A U.S. and NATO force of 150,000 troops, including 100,000 Americans, has pushed back the Taliban in cities like Kandahar, an encouraging sign as allied troops hope to start putting Afghan soldiers in the lead on security. Officials say that overall, the insurgency's momentum has been halted.
But in the absence of major strides by Afghan forces, who are growing rapidly in numbers but still learning to shoot and, in many cases, to read, those gains "cannot be maintained without continued U.S. involvement, both military and financial," Wadhams said.
It has been the bloodiest year since Western forces ousted the Taliban in 2001, with almost 700 foreign troops killed in 2010. Afghan civilians bear the biggest brunt of the conflict as insurgents expand from traditional strongholds into once peaceful areas in the north and west.
The war in Afghanistan, which now costs at least $113 billion a year, is a fiscal drain as Obama struggles to revive the U.S. economy and create jobs. He appears set on beginning to withdraw U.S. forces next July.
MORE COOPERATION SOUGHT FROM PAKISTAN
While the troop increase is bearing fruit in some areas, the picture is more troubling overall.
In some areas, Taliban intimidation has brought local government to a halt. Western suspicions that President Hamid Karzai has failed to crack down on corrupt officials have helped widen a rift with the Afghan leader. After nine years of aid efforts, poverty and illiteracy remain widespread.
Obama's strategy overhaul a year ago included a "civilian surge" of aid workers, diplomats and other experts sent to Afghanistan.
But Andrew Exum, a scholar at the Center for a New American Security, a think tank close to the White House, said even more needed to be done to ensure weak governance did not undermine the gains made on security.
"If governance is one of our Achilles' heels, we have to weight our resources there," he said.
The White House review is expected to note that more cooperation is needed from Pakistan, which the United States is pressuring to go after militants operating in border areas.
The New York Times reported this week that two recent classified intelligence reports said the Afghanistan strategy had little chance of success unless Pakistan prevented insurgents from launching attacks from border sanctuaries.

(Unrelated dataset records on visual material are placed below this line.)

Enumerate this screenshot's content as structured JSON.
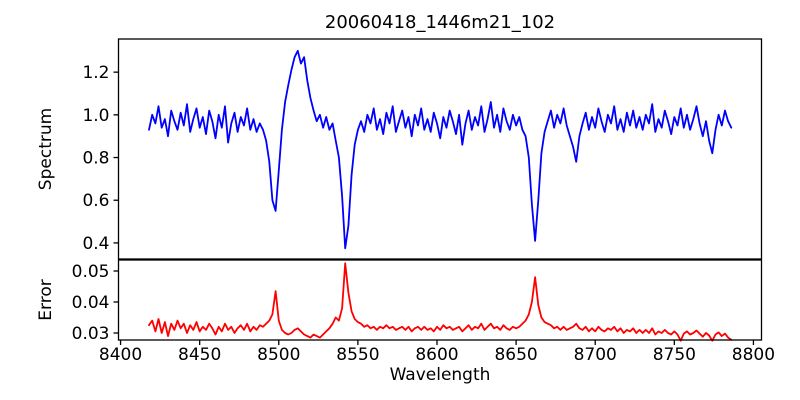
{
  "figure_title": "20060418_1446m21_102",
  "colors": {
    "spectrum_line": "#0000ff",
    "error_line": "#ff0000",
    "axis": "#000000",
    "background": "#ffffff"
  },
  "chart_data": [
    {
      "type": "line",
      "name": "spectrum",
      "title": "20060418_1446m21_102",
      "ylabel": "Spectrum",
      "xlabel": "",
      "color": "#0000ff",
      "legend": "none",
      "grid": false,
      "xlim": [
        8398.7,
        8805.1
      ],
      "ylim": [
        0.3247,
        1.3553
      ],
      "yticks": [
        1.2,
        1.0,
        0.8,
        0.6,
        0.4
      ],
      "ytick_labels": [
        "1.2",
        "1.0",
        "0.8",
        "0.6",
        "0.4"
      ],
      "xticks": [
        8400,
        8450,
        8500,
        8550,
        8600,
        8650,
        8700,
        8750,
        8800
      ],
      "xtick_labels": [],
      "features": {
        "absorption_dips": [
          {
            "wavelength": 8498,
            "min_value": 0.55
          },
          {
            "wavelength": 8542,
            "min_value": 0.375
          },
          {
            "wavelength": 8662,
            "min_value": 0.41
          },
          {
            "wavelength": 8688,
            "min_value": 0.78
          }
        ],
        "emission_peak": {
          "wavelength": 8512,
          "max_value": 1.3
        },
        "continuum_level": 0.97
      },
      "x_start": 8418,
      "x_step": 2,
      "y": [
        0.93,
        1.0,
        0.96,
        1.04,
        0.94,
        0.98,
        0.9,
        1.02,
        0.97,
        0.93,
        1.01,
        0.95,
        1.05,
        0.92,
        0.98,
        1.03,
        0.94,
        0.99,
        0.91,
        1.02,
        0.97,
        0.89,
        1.0,
        0.94,
        1.04,
        0.87,
        0.96,
        1.01,
        0.92,
        0.99,
        0.95,
        1.03,
        0.93,
        0.98,
        0.92,
        0.96,
        0.93,
        0.88,
        0.78,
        0.6,
        0.55,
        0.74,
        0.93,
        1.06,
        1.14,
        1.21,
        1.27,
        1.3,
        1.24,
        1.27,
        1.16,
        1.08,
        1.02,
        0.97,
        1.0,
        0.94,
        0.99,
        0.93,
        0.96,
        0.88,
        0.8,
        0.62,
        0.375,
        0.48,
        0.72,
        0.86,
        0.93,
        0.97,
        0.92,
        1.0,
        0.96,
        1.03,
        0.93,
        0.98,
        0.91,
        1.01,
        0.96,
        1.04,
        0.92,
        0.97,
        1.02,
        0.94,
        0.99,
        0.9,
        1.0,
        0.95,
        1.03,
        0.93,
        0.98,
        0.92,
        1.01,
        0.96,
        0.89,
        0.99,
        0.94,
        1.02,
        0.97,
        0.91,
        1.0,
        0.86,
        0.96,
        1.02,
        0.93,
        0.99,
        0.95,
        1.04,
        0.92,
        0.98,
        1.06,
        0.94,
        1.0,
        0.92,
        1.03,
        0.97,
        0.93,
        1.0,
        0.95,
        0.99,
        0.93,
        0.9,
        0.8,
        0.58,
        0.41,
        0.6,
        0.82,
        0.92,
        0.97,
        1.02,
        0.94,
        1.0,
        0.96,
        1.03,
        0.95,
        0.9,
        0.85,
        0.78,
        0.9,
        0.96,
        1.01,
        0.93,
        0.99,
        0.94,
        1.03,
        0.97,
        0.92,
        1.0,
        0.96,
        1.04,
        0.93,
        0.98,
        0.92,
        1.01,
        0.95,
        1.02,
        0.94,
        0.99,
        0.93,
        1.0,
        0.96,
        1.05,
        0.92,
        0.98,
        0.94,
        1.02,
        0.97,
        0.91,
        0.99,
        0.95,
        1.03,
        0.94,
        1.0,
        0.93,
        0.98,
        1.04,
        0.96,
        0.9,
        0.97,
        0.88,
        0.82,
        0.93,
        1.0,
        0.95,
        1.02,
        0.97,
        0.94
      ]
    },
    {
      "type": "line",
      "name": "error",
      "title": "",
      "ylabel": "Error",
      "xlabel": "Wavelength",
      "color": "#ff0000",
      "legend": "none",
      "grid": false,
      "xlim": [
        8398.7,
        8805.1
      ],
      "ylim": [
        0.02774,
        0.05355
      ],
      "yticks": [
        0.05,
        0.04,
        0.03
      ],
      "ytick_labels": [
        "0.05",
        "0.04",
        "0.03"
      ],
      "xticks": [
        8400,
        8450,
        8500,
        8550,
        8600,
        8650,
        8700,
        8750,
        8800
      ],
      "xtick_labels": [
        "8400",
        "8450",
        "8500",
        "8550",
        "8600",
        "8650",
        "8700",
        "8750",
        "8800"
      ],
      "features": {
        "spikes": [
          {
            "wavelength": 8498,
            "max_value": 0.0435
          },
          {
            "wavelength": 8542,
            "max_value": 0.0525
          },
          {
            "wavelength": 8662,
            "max_value": 0.048
          }
        ],
        "baseline_level": 0.032
      },
      "x_start": 8418,
      "x_step": 2,
      "y": [
        0.0325,
        0.034,
        0.0305,
        0.0345,
        0.03,
        0.0335,
        0.029,
        0.033,
        0.031,
        0.034,
        0.0315,
        0.033,
        0.03,
        0.0325,
        0.031,
        0.0335,
        0.0305,
        0.032,
        0.031,
        0.033,
        0.0315,
        0.0295,
        0.032,
        0.0305,
        0.033,
        0.031,
        0.032,
        0.03,
        0.0315,
        0.0325,
        0.031,
        0.033,
        0.0305,
        0.032,
        0.031,
        0.0325,
        0.032,
        0.033,
        0.034,
        0.036,
        0.0435,
        0.034,
        0.031,
        0.03,
        0.0295,
        0.03,
        0.031,
        0.0315,
        0.0305,
        0.0295,
        0.029,
        0.0285,
        0.0295,
        0.029,
        0.0285,
        0.0295,
        0.0305,
        0.0315,
        0.033,
        0.035,
        0.034,
        0.038,
        0.0525,
        0.043,
        0.037,
        0.0345,
        0.0335,
        0.033,
        0.032,
        0.0325,
        0.0315,
        0.032,
        0.031,
        0.032,
        0.0315,
        0.0325,
        0.0315,
        0.032,
        0.031,
        0.0315,
        0.032,
        0.031,
        0.032,
        0.0305,
        0.0315,
        0.032,
        0.031,
        0.032,
        0.031,
        0.0315,
        0.0305,
        0.032,
        0.031,
        0.0325,
        0.0315,
        0.032,
        0.031,
        0.0315,
        0.032,
        0.0305,
        0.0315,
        0.0325,
        0.031,
        0.032,
        0.0315,
        0.033,
        0.031,
        0.032,
        0.033,
        0.0315,
        0.032,
        0.031,
        0.0325,
        0.0315,
        0.031,
        0.032,
        0.0315,
        0.032,
        0.033,
        0.034,
        0.036,
        0.04,
        0.048,
        0.039,
        0.035,
        0.0335,
        0.033,
        0.0325,
        0.0315,
        0.032,
        0.031,
        0.032,
        0.031,
        0.0315,
        0.032,
        0.033,
        0.0315,
        0.031,
        0.032,
        0.0305,
        0.0315,
        0.0305,
        0.032,
        0.031,
        0.0305,
        0.0315,
        0.031,
        0.032,
        0.0305,
        0.0315,
        0.03,
        0.031,
        0.0305,
        0.0315,
        0.03,
        0.031,
        0.03,
        0.031,
        0.03,
        0.0315,
        0.0295,
        0.0305,
        0.03,
        0.031,
        0.03,
        0.0295,
        0.0305,
        0.0295,
        0.0275,
        0.0298,
        0.0305,
        0.0295,
        0.03,
        0.0308,
        0.0298,
        0.0288,
        0.03,
        0.0292,
        0.0275,
        0.0295,
        0.0302,
        0.029,
        0.0298,
        0.0285,
        0.0278
      ]
    }
  ]
}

The war has become a source of tension between Obama and some fellow Democrats who see little chance of quick success. It threatens to become more of a political liability for Obama next spring, when Taliban fighters could pick up attacks after a winter lull.
"I think there's a willingness to allow the strategy some more time, but in the spring we may see some more crucial decisions being made," said Lisa Curtis, a scholar at the conservative Heritage Foundation.